How ought reading be taught? Notice that the question asks “how ought” not “how can”. The question bears a subsequent inquiry: what should my students read? One technique I have grown increasing aware of is children sitting in small groups reading little paperback pamphlets about animals, the seasons, plants, and daily life bearing lots of pictures and few words. Another characteristic of these pamphlets is that they are “graded”. That is, they are leveled from easy to hard by use of a number or alphabetic code.

The idea is that students are grouped with other students who are reading at the same level of difficulty and fluency. The teacher assigns readable texts suited for the group to build fluency, increase reading time (i.e., time on task), and hold interest. More advanced readers can read independently while the teacher works with those who are struggling.

This is differentiated teaching and learning (which, by the way, understood and practiced rightly is a very classical idea. See Plato’s Phaedrus.).

I am told that this practice of “guided reading” is research-based. I am also told that this is what teacher colleges teach and that “guided reading” is simply how reading is taught to children today.

Now I am too much of a traditionalist to accept such statements hook, line, and sinker. I begin wondering how we have taught children to read before all this research? It is quite a bold proposition to claim that we have only recently discovered the correct methods for reading instruction.

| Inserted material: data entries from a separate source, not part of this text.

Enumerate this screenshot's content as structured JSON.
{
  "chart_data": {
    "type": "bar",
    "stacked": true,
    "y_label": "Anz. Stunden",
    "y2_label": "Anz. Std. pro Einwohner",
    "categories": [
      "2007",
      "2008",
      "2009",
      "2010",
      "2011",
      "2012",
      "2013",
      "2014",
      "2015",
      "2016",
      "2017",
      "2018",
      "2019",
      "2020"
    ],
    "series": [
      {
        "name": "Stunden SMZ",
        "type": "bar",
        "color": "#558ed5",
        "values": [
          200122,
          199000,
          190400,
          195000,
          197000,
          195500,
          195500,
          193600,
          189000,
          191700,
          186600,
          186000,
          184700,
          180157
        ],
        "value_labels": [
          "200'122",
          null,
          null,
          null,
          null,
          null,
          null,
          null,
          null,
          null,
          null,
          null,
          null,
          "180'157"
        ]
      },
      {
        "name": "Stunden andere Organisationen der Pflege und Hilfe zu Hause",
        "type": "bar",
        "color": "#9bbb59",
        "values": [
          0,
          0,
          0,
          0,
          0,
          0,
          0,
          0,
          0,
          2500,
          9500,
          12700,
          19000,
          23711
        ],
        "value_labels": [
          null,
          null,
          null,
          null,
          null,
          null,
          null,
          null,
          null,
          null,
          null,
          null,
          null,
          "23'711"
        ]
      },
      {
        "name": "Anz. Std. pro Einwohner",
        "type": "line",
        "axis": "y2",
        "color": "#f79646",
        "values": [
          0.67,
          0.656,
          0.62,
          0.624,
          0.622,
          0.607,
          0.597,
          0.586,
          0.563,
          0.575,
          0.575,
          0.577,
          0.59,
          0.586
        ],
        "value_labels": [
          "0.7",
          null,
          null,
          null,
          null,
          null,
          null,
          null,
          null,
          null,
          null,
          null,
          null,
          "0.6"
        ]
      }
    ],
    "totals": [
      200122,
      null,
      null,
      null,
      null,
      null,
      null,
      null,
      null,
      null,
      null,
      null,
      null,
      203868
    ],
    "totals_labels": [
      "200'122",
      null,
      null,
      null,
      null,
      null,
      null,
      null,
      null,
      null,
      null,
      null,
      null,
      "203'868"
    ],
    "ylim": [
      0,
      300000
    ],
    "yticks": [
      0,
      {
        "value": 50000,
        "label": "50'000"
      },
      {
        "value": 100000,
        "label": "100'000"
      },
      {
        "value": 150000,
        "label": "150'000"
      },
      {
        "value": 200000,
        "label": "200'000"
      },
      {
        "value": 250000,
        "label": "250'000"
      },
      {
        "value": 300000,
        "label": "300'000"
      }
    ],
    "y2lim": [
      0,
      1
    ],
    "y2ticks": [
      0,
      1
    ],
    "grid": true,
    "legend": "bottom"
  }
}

I continue to wonder whether our culture has contributed to developing a generation of enabled thinkers who are fearful or unable to reason independently? Who are uncertain and doubt their own abilities to perceive truth? Who require the “experts” to direct their thinking and their practice?

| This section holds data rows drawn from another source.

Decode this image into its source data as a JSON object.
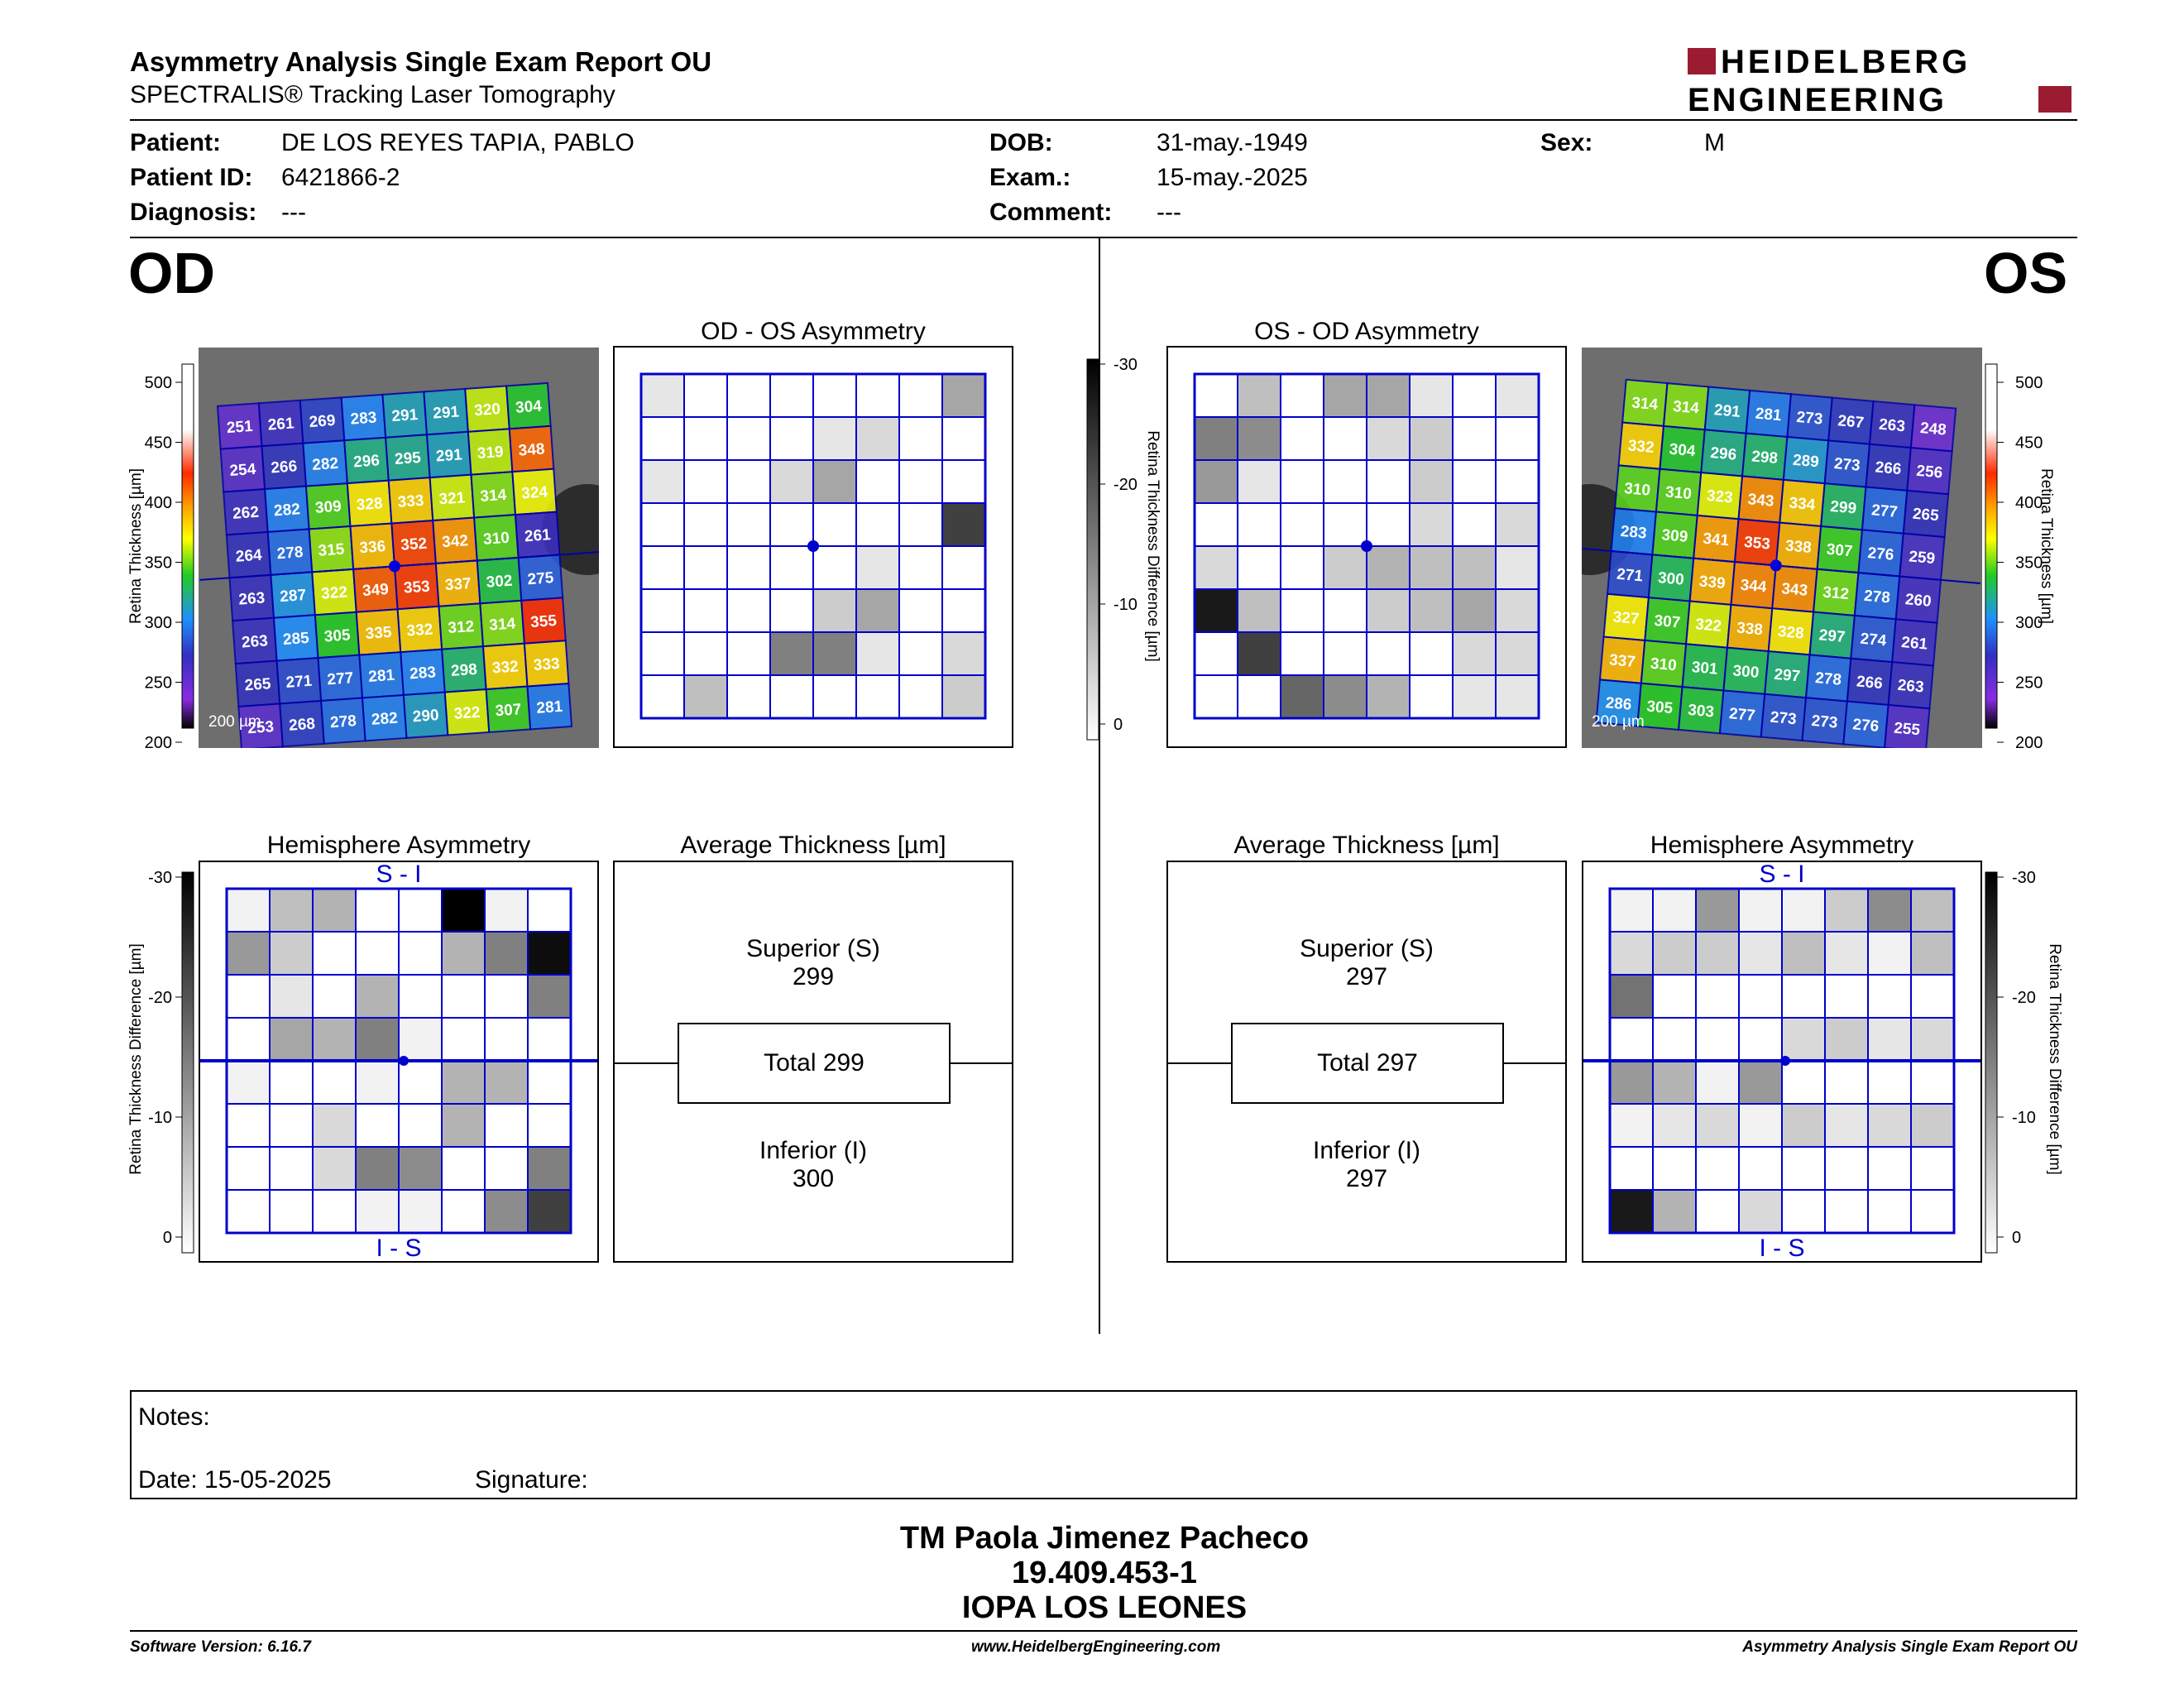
{
  "header": {
    "title": "Asymmetry Analysis Single Exam Report OU",
    "subtitle": "SPECTRALIS® Tracking Laser Tomography",
    "logo_line1": "HEIDELBERG",
    "logo_line2": "ENGINEERING"
  },
  "patient": {
    "patient_label": "Patient:",
    "patient_value": "DE LOS REYES TAPIA, PABLO",
    "id_label": "Patient ID:",
    "id_value": "6421866-2",
    "diagnosis_label": "Diagnosis:",
    "diagnosis_value": "---",
    "dob_label": "DOB:",
    "dob_value": "31-may.-1949",
    "exam_label": "Exam.:",
    "exam_value": "15-may.-2025",
    "comment_label": "Comment:",
    "comment_value": "---",
    "sex_label": "Sex:",
    "sex_value": "M"
  },
  "od": {
    "eye_label": "OD",
    "asym_title": "OD - OS Asymmetry",
    "hemi_title": "Hemisphere Asymmetry",
    "avg_title": "Average Thickness [µm]",
    "scale_bar": "200 µm",
    "superior_label": "Superior (S)",
    "superior_value": "299",
    "total_label": "Total 299",
    "inferior_label": "Inferior (I)",
    "inferior_value": "300",
    "s_i": "S - I",
    "i_s": "I - S",
    "thickness_grid": [
      [
        "251",
        "261",
        "269",
        "283",
        "291",
        "291",
        "320",
        "304"
      ],
      [
        "254",
        "266",
        "282",
        "296",
        "295",
        "291",
        "319",
        "348"
      ],
      [
        "262",
        "282",
        "309",
        "328",
        "333",
        "321",
        "314",
        "324"
      ],
      [
        "264",
        "278",
        "315",
        "336",
        "352",
        "342",
        "310",
        "261"
      ],
      [
        "263",
        "287",
        "322",
        "349",
        "353",
        "337",
        "302",
        "275"
      ],
      [
        "263",
        "285",
        "305",
        "335",
        "332",
        "312",
        "314",
        "355"
      ],
      [
        "265",
        "271",
        "277",
        "281",
        "283",
        "298",
        "332",
        "333"
      ],
      [
        "253",
        "268",
        "278",
        "282",
        "290",
        "322",
        "307",
        "281"
      ]
    ],
    "asym_grid": [
      [
        0.1,
        0,
        0,
        0,
        0,
        0,
        0,
        0.35
      ],
      [
        0,
        0,
        0,
        0,
        0.1,
        0.15,
        0,
        0
      ],
      [
        0.1,
        0,
        0,
        0.15,
        0.35,
        0,
        0,
        0
      ],
      [
        0,
        0,
        0,
        0,
        0,
        0,
        0,
        0.75
      ],
      [
        0,
        0,
        0,
        0,
        0,
        0.1,
        0,
        0
      ],
      [
        0,
        0,
        0,
        0,
        0.2,
        0.35,
        0,
        0
      ],
      [
        0,
        0,
        0,
        0.5,
        0.5,
        0.1,
        0,
        0.15
      ],
      [
        0,
        0.25,
        0,
        0,
        0,
        0,
        0,
        0.2
      ]
    ],
    "hemi_grid": [
      [
        0.05,
        0.25,
        0.3,
        0,
        0,
        1.0,
        0.05,
        0
      ],
      [
        0.4,
        0.2,
        0,
        0,
        0,
        0.3,
        0.5,
        0.95
      ],
      [
        0,
        0.1,
        0,
        0.3,
        0,
        0,
        0,
        0.5
      ],
      [
        0,
        0.35,
        0.3,
        0.5,
        0.05,
        0,
        0,
        0
      ],
      [
        0.05,
        0,
        0,
        0.05,
        0,
        0.3,
        0.3,
        0
      ],
      [
        0,
        0,
        0.15,
        0,
        0,
        0.3,
        0,
        0
      ],
      [
        0,
        0,
        0.15,
        0.5,
        0.45,
        0,
        0,
        0.5
      ],
      [
        0,
        0,
        0,
        0.05,
        0.05,
        0,
        0.45,
        0.75
      ]
    ]
  },
  "os": {
    "eye_label": "OS",
    "asym_title": "OS - OD Asymmetry",
    "hemi_title": "Hemisphere Asymmetry",
    "avg_title": "Average Thickness [µm]",
    "scale_bar": "200 µm",
    "superior_label": "Superior (S)",
    "superior_value": "297",
    "total_label": "Total 297",
    "inferior_label": "Inferior (I)",
    "inferior_value": "297",
    "s_i": "S - I",
    "i_s": "I - S",
    "thickness_grid": [
      [
        "314",
        "314",
        "291",
        "281",
        "273",
        "267",
        "263",
        "248"
      ],
      [
        "332",
        "304",
        "296",
        "298",
        "289",
        "273",
        "266",
        "256"
      ],
      [
        "310",
        "310",
        "323",
        "343",
        "334",
        "299",
        "277",
        "265"
      ],
      [
        "283",
        "309",
        "341",
        "353",
        "338",
        "307",
        "276",
        "259"
      ],
      [
        "271",
        "300",
        "339",
        "344",
        "343",
        "312",
        "278",
        "260"
      ],
      [
        "327",
        "307",
        "322",
        "338",
        "328",
        "297",
        "274",
        "261"
      ],
      [
        "337",
        "310",
        "301",
        "300",
        "297",
        "278",
        "266",
        "263"
      ],
      [
        "286",
        "305",
        "303",
        "277",
        "273",
        "273",
        "276",
        "255"
      ]
    ],
    "asym_grid": [
      [
        0,
        0.25,
        0,
        0.35,
        0.35,
        0.1,
        0,
        0.1
      ],
      [
        0.5,
        0.45,
        0,
        0,
        0.15,
        0.2,
        0,
        0
      ],
      [
        0.4,
        0.1,
        0,
        0,
        0,
        0.2,
        0,
        0
      ],
      [
        0,
        0,
        0,
        0,
        0,
        0.15,
        0,
        0.15
      ],
      [
        0.15,
        0,
        0,
        0.2,
        0.3,
        0.25,
        0.25,
        0.1
      ],
      [
        0.9,
        0.25,
        0,
        0,
        0.2,
        0.25,
        0.35,
        0.15
      ],
      [
        0,
        0.75,
        0,
        0,
        0,
        0,
        0.15,
        0.15
      ],
      [
        0,
        0,
        0.6,
        0.45,
        0.3,
        0,
        0.1,
        0.1
      ]
    ],
    "hemi_grid": [
      [
        0.05,
        0.05,
        0.4,
        0.05,
        0.05,
        0.2,
        0.45,
        0.25
      ],
      [
        0.15,
        0.2,
        0.2,
        0.1,
        0.25,
        0.1,
        0.05,
        0.25
      ],
      [
        0.55,
        0,
        0,
        0,
        0,
        0,
        0,
        0
      ],
      [
        0,
        0,
        0,
        0,
        0.15,
        0.2,
        0.1,
        0.15
      ],
      [
        0.4,
        0.3,
        0.05,
        0.4,
        0,
        0,
        0,
        0
      ],
      [
        0.05,
        0.1,
        0.15,
        0.05,
        0.2,
        0.1,
        0.15,
        0.2
      ],
      [
        0,
        0,
        0,
        0,
        0,
        0,
        0,
        0
      ],
      [
        0.9,
        0.3,
        0,
        0.15,
        0,
        0,
        0,
        0
      ]
    ]
  },
  "thickness_scale": {
    "ticks": [
      "500",
      "450",
      "400",
      "350",
      "300",
      "250",
      "200"
    ],
    "label": "Retina Thickness [µm]"
  },
  "difference_scale": {
    "ticks": [
      "-30",
      "-20",
      "-10",
      "0"
    ],
    "label": "Retina Thickness Difference [µm]"
  },
  "notes": {
    "notes_label": "Notes:",
    "date_label": "Date: 15-05-2025",
    "signature_label": "Signature:"
  },
  "stamp": {
    "name": "TM Paola Jimenez Pacheco",
    "id": "19.409.453-1",
    "institution": "IOPA LOS LEONES"
  },
  "footer": {
    "software": "Software Version: 6.16.7",
    "website": "www.HeidelbergEngineering.com",
    "report": "Asymmetry Analysis Single Exam Report OU"
  },
  "colors": {
    "grid_blue": "#0000cc",
    "logo_red": "#9b1b30"
  }
}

What increasingly concerns me more is the subtle rejection of the foundation upon which we stand. A certain “chronological snobbery” grows increasingly more popular. We devote greater trust to the untested and unproven innovations of our day while simultaneously rejecting the tested and proven methods of our ancestors.

I have found no better diagnosis of this trend than that given by G. K. Chesterton in his book “What’s Wrong With the World”:

“The trouble in too many of our modern schools is that the State, being controlled so specially by the few, allows cranks and experiments to go straight to the schoolroom when they have never passed through the Parliament, the public house, the private house, the church, or the marketplace. Obviously, it ought to be the oldest things that are taught to the youngest people; the assured and experienced truths that are put first to the baby. But in a school to-day the baby has to submit to a system that is younger than himself. The flopping infant of four actually has more experience, and has weathered the world longer, than the dogma to which he is made to submit. Many a school boasts of having the last ideas in education, when it has not even the first idea; for the first idea is that even innocence, divine as it is, may learn something from experience.”

To change slightly the direction of my thoughts, another thing that troubles me is separating the language arts and teaching them as disconnected disciplines.

For instance, listening is not an important exercise directly tied to reading; phonics and spelling are not tied to reading or writing; grammar is a subject all of its own to be taught apart from the others. Hence, the demand rises for a “writing” curriculum and a “grammar” curriculum and a “reading” curriculum and a “phonics” or “spelling” curriculum. Pretty soon the teacher’s book case is stocked with curricula and the students are toting roller back backs so that they might bear their burdens.

Helping teachers to see the relationship between phonics, spelling, reading, writing, grammar, thinking, and even speaking is a task that combats against the popular educational philosophies promoted today that are accomplishing less with more. I long for the educational spirit that can do more with less.